Now, in fairness to Seventeen, and you can tell I'm going to be very fair, there is a monthly column called Body Peace, illustrated with a peace sign to go with a story of a girl's acceptance of a body part she's now okay with. As a very aged woman who has yet to make peace with her thighs I find this a stroke of editorial genius.

As well an article in the current issue is illustrated with photos of girls' melanoma scars, and the editor claims the magazine makes a point of celebrating all kinds of beauty in any colour, shape and size.

I am reminded of my brother's diatribe in what had to be the 1970's, long before Bluhm was born, when Sears catalogue got inclusive and included pictures of people in wheelchairs, maybe people who were less than perfect in some way and not just on the "husky sizes" pages. He went off the deep end, sweet thing, howling "no one wants to look at that!" Now, set aside the deep political incorrectness but his follow up argument was this showing of the less than perfectly lovely was exactly not the point. "It would be like me going to a record company and saying give me a contract.
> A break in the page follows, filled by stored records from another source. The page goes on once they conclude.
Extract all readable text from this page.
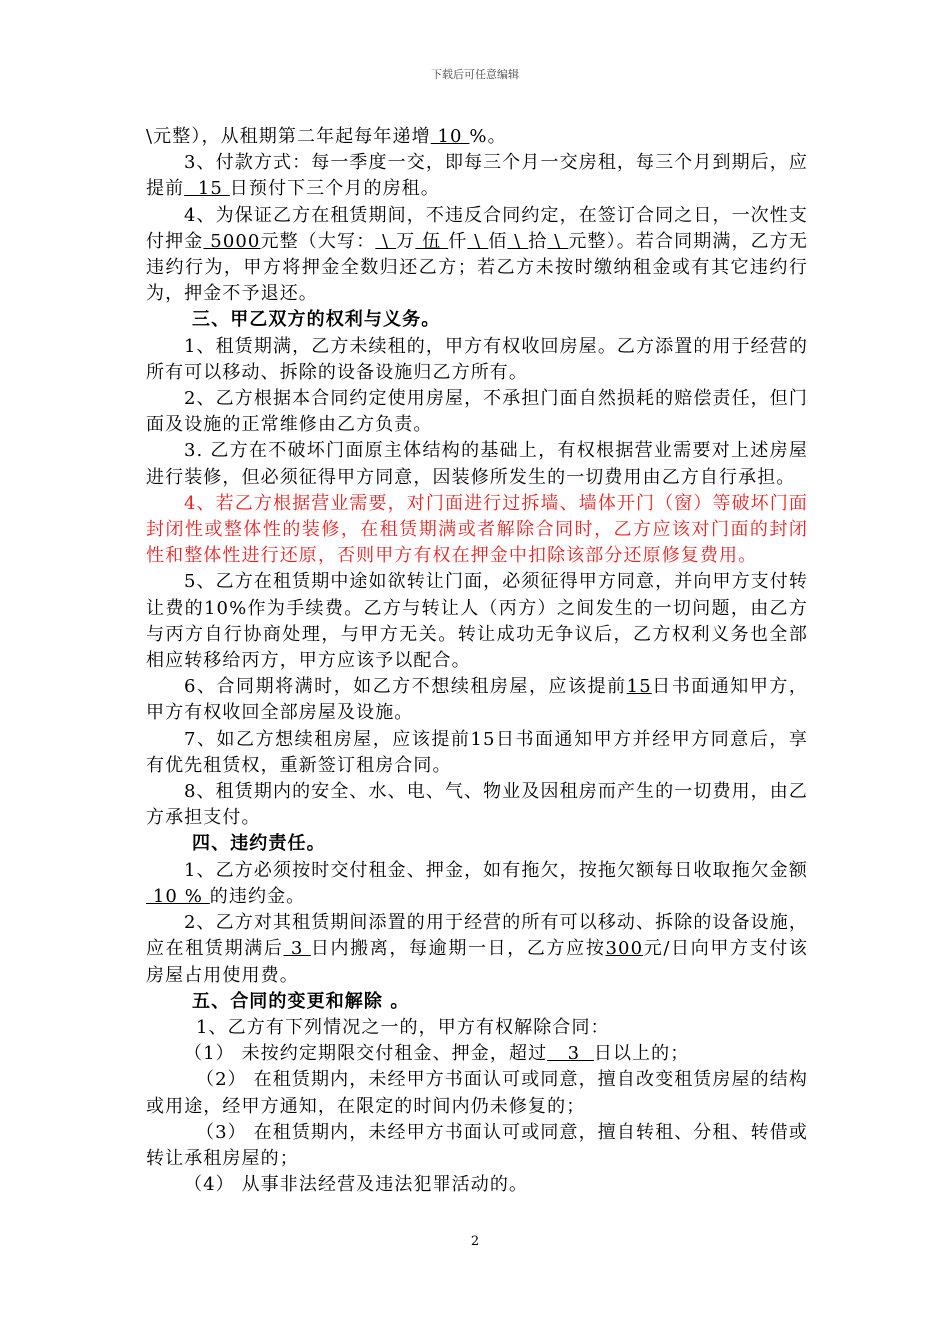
下载后可任意编辑

\元整），从租期第二年起每年递增 10 %。

3、付款方式：每一季度一交，即每三个月一交房租，每三个月到期后，应提前  15 日预付下三个月的房租。

4、为保证乙方在租赁期间，不违反合同约定，在签订合同之日，一次性支付押金 5000元整（大写： \ 万 伍 仟 \ 佰 \ 拾 \ 元整）。若合同期满，乙方无违约行为，甲方将押金全数归还乙方；若乙方未按时缴纳租金或有其它违约行为，押金不予退还。

三、甲乙双方的权利与义务。

1、租赁期满，乙方未续租的，甲方有权收回房屋。乙方添置的用于经营的所有可以移动、拆除的设备设施归乙方所有。

2、乙方根据本合同约定使用房屋，不承担门面自然损耗的赔偿责任，但门面及设施的正常维修由乙方负责。

3. 乙方在不破坏门面原主体结构的基础上，有权根据营业需要对上述房屋进行装修，但必须征得甲方同意，因装修所发生的一切费用由乙方自行承担。

4、若乙方根据营业需要，对门面进行过拆墙、墙体开门（窗）等破坏门面封闭性或整体性的装修，在租赁期满或者解除合同时，乙方应该对门面的封闭性和整体性进行还原，否则甲方有权在押金中扣除该部分还原修复费用。

5、乙方在租赁期中途如欲转让门面，必须征得甲方同意，并向甲方支付转让费的10%作为手续费。乙方与转让人（丙方）之间发生的一切问题，由乙方与丙方自行协商处理，与甲方无关。转让成功无争议后，乙方权利义务也全部相应转移给丙方，甲方应该予以配合。

6、合同期将满时，如乙方不想续租房屋，应该提前15日书面通知甲方，甲方有权收回全部房屋及设施。

7、如乙方想续租房屋，应该提前15日书面通知甲方并经甲方同意后，享有优先租赁权，重新签订租房合同。

8、租赁期内的安全、水、电、气、物业及因租房而产生的一切费用，由乙方承担支付。

四、违约责任。

1、乙方必须按时交付租金、押金，如有拖欠，按拖欠额每日收取拖欠金额 10 % 的违约金。

2、乙方对其租赁期间添置的用于经营的所有可以移动、拆除的设备设施，应在租赁期满后 3 日内搬离，每逾期一日，乙方应按300元/日向甲方支付该房屋占用使用费。

五、合同的变更和解除 。

1、乙方有下列情况之一的，甲方有权解除合同：

（1） 未按约定期限交付租金、押金，超过   3  日以上的；

（2） 在租赁期内，未经甲方书面认可或同意，擅自改变租赁房屋的结构或用途，经甲方通知，在限定的时间内仍未修复的；

（3） 在租赁期内，未经甲方书面认可或同意，擅自转租、分租、转借或转让承租房屋的；

（4） 从事非法经营及违法犯罪活动的。

2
But you can't sing they'd say, and I would be like, hey, equal opportunity. Support my disability in singing."

If this point isn't enitrely clear let me make a related one. Magazines are actually NOT real life, dear Ms. Bluhm. They are intended to be inspiration, not reality; they are meant to tell you what could be in the same way novels do, and movies do, and television does. They are escape, they are eye candy and sometimes there's an article or two that will tell you something useful that you didn't know already.
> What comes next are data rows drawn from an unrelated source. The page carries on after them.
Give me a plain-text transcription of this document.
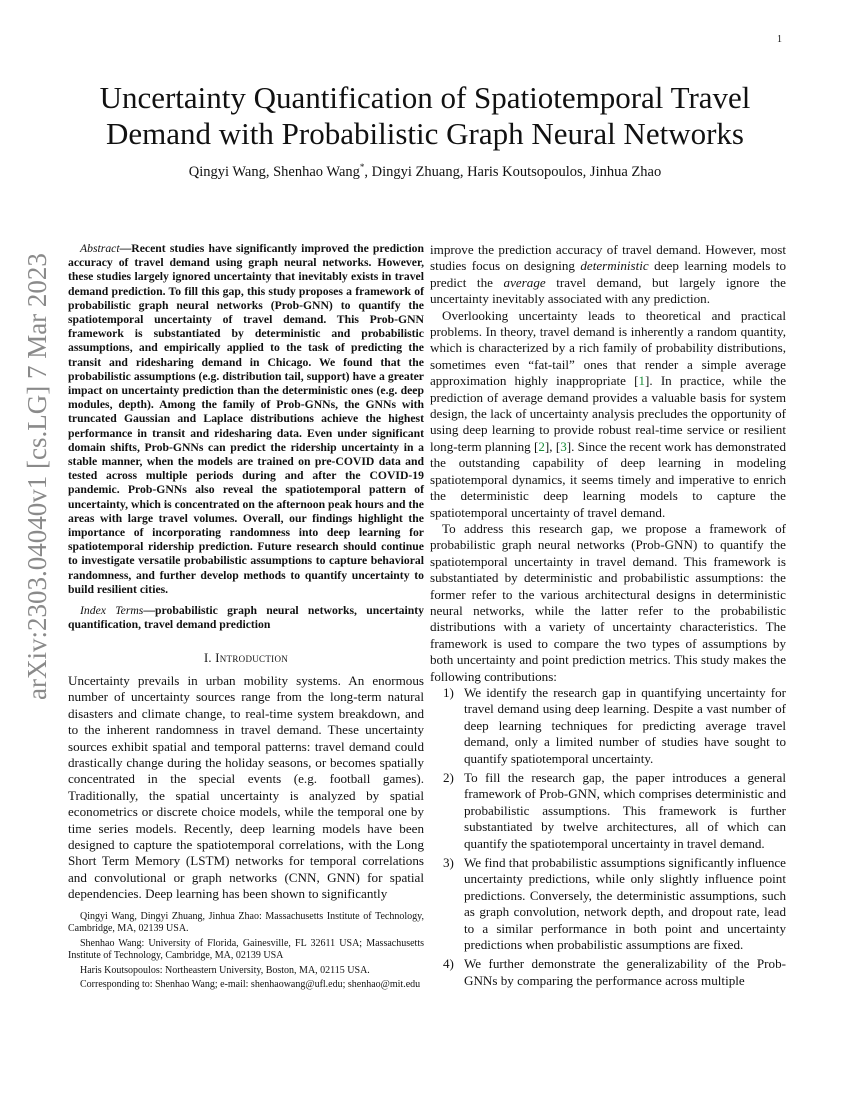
1
arXiv:2303.04040v1 [cs.LG] 7 Mar 2023
Uncertainty Quantification of Spatiotemporal Travel
Demand with Probabilistic Graph Neural Networks
Qingyi Wang, Shenhao Wang*, Dingyi Zhuang, Haris Koutsopoulos, Jinhua Zhao

Abstract—Recent studies have significantly improved the prediction accuracy of travel demand using graph neural networks. However, these studies largely ignored uncertainty that inevitably exists in travel demand prediction. To fill this gap, this study proposes a framework of probabilistic graph neural networks (Prob-GNN) to quantify the spatiotemporal uncertainty of travel demand. This Prob-GNN framework is substantiated by deterministic and probabilistic assumptions, and empirically applied to the task of predicting the transit and ridesharing demand in Chicago. We found that the probabilistic assumptions (e.g. distribution tail, support) have a greater impact on uncertainty prediction than the deterministic ones (e.g. deep modules, depth). Among the family of Prob-GNNs, the GNNs with truncated Gaussian and Laplace distributions achieve the highest performance in transit and ridesharing data. Even under significant domain shifts, Prob-GNNs can predict the ridership uncertainty in a stable manner, when the models are trained on pre-COVID data and tested across multiple periods during and after the COVID-19 pandemic. Prob-GNNs also reveal the spatiotemporal pattern of uncertainty, which is concentrated on the afternoon peak hours and the areas with large travel volumes. Overall, our findings highlight the importance of incorporating randomness into deep learning for spatiotemporal ridership prediction. Future research should continue to investigate versatile probabilistic assumptions to capture behavioral randomness, and further develop methods to quantify uncertainty to build resilient cities.

Index Terms—probabilistic graph neural networks, uncertainty quantification, travel demand prediction

I. Introduction

Uncertainty prevails in urban mobility systems. An enormous number of uncertainty sources range from the long-term natural disasters and climate change, to real-time system breakdown, and to the inherent randomness in travel demand. These uncertainty sources exhibit spatial and temporal patterns: travel demand could drastically change during the holiday seasons, or becomes spatially concentrated in the special events (e.g. football games). Traditionally, the spatial uncertainty is analyzed by spatial econometrics or discrete choice models, while the temporal one by time series models. Recently, deep learning models have been designed to capture the spatiotemporal correlations, with the Long Short Term Memory (LSTM) networks for temporal correlations and convolutional or graph networks (CNN, GNN) for spatial dependencies. Deep learning has been shown to significantly

Qingyi Wang, Dingyi Zhuang, Jinhua Zhao: Massachusetts Institute of Technology, Cambridge, MA, 02139 USA.

Shenhao Wang: University of Florida, Gainesville, FL 32611 USA; Massachusetts Institute of Technology, Cambridge, MA, 02139 USA

Haris Koutsopoulos: Northeastern University, Boston, MA, 02115 USA.

Corresponding to: Shenhao Wang; e-mail: shenhaowang@ufl.edu; shenhao@mit.edu

improve the prediction accuracy of travel demand. However, most studies focus on designing deterministic deep learning models to predict the average travel demand, but largely ignore the uncertainty inevitably associated with any prediction.

Overlooking uncertainty leads to theoretical and practical problems. In theory, travel demand is inherently a random quantity, which is characterized by a rich family of probability distributions, sometimes even “fat-tail” ones that render a simple average approximation highly inappropriate [1]. In practice, while the prediction of average demand provides a valuable basis for system design, the lack of uncertainty analysis precludes the opportunity of using deep learning to provide robust real-time service or resilient long-term planning [2], [3]. Since the recent work has demonstrated the outstanding capability of deep learning in modeling spatiotemporal dynamics, it seems timely and imperative to enrich the deterministic deep learning models to capture the spatiotemporal uncertainty of travel demand.

To address this research gap, we propose a framework of probabilistic graph neural networks (Prob-GNN) to quantify the spatiotemporal uncertainty in travel demand. This framework is substantiated by deterministic and probabilistic assumptions: the former refer to the various architectural designs in deterministic neural networks, while the latter refer to the probabilistic distributions with a variety of uncertainty characteristics. The framework is used to compare the two types of assumptions by both uncertainty and point prediction metrics. This study makes the following contributions:

1) We identify the research gap in quantifying uncertainty for travel demand using deep learning. Despite a vast number of deep learning techniques for predicting average travel demand, only a limited number of studies have sought to quantify spatiotemporal uncertainty.
2) To fill the research gap, the paper introduces a general framework of Prob-GNN, which comprises deterministic and probabilistic assumptions. This framework is further substantiated by twelve architectures, all of which can quantify the spatiotemporal uncertainty in travel demand.
3) We find that probabilistic assumptions significantly influence uncertainty predictions, while only slightly influence point predictions. Conversely, the deterministic assumptions, such as graph convolution, network depth, and dropout rate, lead to a similar performance in both point and uncertainty predictions when probabilistic assumptions are fixed.
4) We further demonstrate the generalizability of the Prob-GNNs by comparing the performance across multiple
We live in a highly fragmented world, media-wise. We have lots and lots of options other than Seventeen, we can create our own media if we want, at the very least through Facebook or Twitter or Pinterest or Youtube. You can read Rookie, for that matter, which is an excellent and most real online magazine for your age group, written by your peers. My observation is kids today rely on each other for media and distraction far more than they ever read magazines like Seventeen, and your friends, surely, look and act pretty much just like you do. So if Seventeen over-burdens your imagination and forces you into body dysmorphia I would suggest you simply put it down and read something else until you feel better. It is not the ubiquitous Bible it once was. In fact, I bet it is struggling for survival and grasping to get your attention.
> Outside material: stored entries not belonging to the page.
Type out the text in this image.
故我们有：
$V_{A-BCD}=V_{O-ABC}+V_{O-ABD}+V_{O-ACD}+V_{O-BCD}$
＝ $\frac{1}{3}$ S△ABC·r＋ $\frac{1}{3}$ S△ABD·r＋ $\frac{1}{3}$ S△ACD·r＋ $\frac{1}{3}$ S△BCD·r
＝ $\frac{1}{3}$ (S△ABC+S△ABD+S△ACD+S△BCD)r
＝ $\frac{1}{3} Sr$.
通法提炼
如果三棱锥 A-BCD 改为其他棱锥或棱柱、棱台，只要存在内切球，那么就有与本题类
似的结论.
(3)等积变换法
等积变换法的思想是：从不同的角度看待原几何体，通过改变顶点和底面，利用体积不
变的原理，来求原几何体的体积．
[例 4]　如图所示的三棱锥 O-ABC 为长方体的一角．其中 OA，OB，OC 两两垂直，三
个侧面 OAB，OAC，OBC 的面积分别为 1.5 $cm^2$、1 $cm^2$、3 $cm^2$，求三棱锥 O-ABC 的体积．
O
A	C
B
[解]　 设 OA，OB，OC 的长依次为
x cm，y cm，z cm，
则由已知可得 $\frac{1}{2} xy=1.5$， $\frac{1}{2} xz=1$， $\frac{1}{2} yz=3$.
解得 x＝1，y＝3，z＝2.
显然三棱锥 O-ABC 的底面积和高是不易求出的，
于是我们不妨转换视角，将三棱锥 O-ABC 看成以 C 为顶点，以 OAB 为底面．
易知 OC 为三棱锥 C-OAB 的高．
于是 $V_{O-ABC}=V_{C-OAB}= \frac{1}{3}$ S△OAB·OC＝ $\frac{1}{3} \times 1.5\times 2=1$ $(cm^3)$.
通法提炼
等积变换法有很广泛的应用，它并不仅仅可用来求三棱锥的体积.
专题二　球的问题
And guess what? People didn't actually look the way they do in oil paintings no matter how figurative. Photos are taken in a split second and that image, even un-retouched, didn't exist as long as it takes to look at it on a page. It was fleeting. This is a world of images, not reality, and it's good to keep that straight.

Stop blaming magazines for being anything but what they are, collections of pretty pictures, some of people who hit the gorgeous lottery whose images touched up by someone gifted a Photoshop. No more and no less.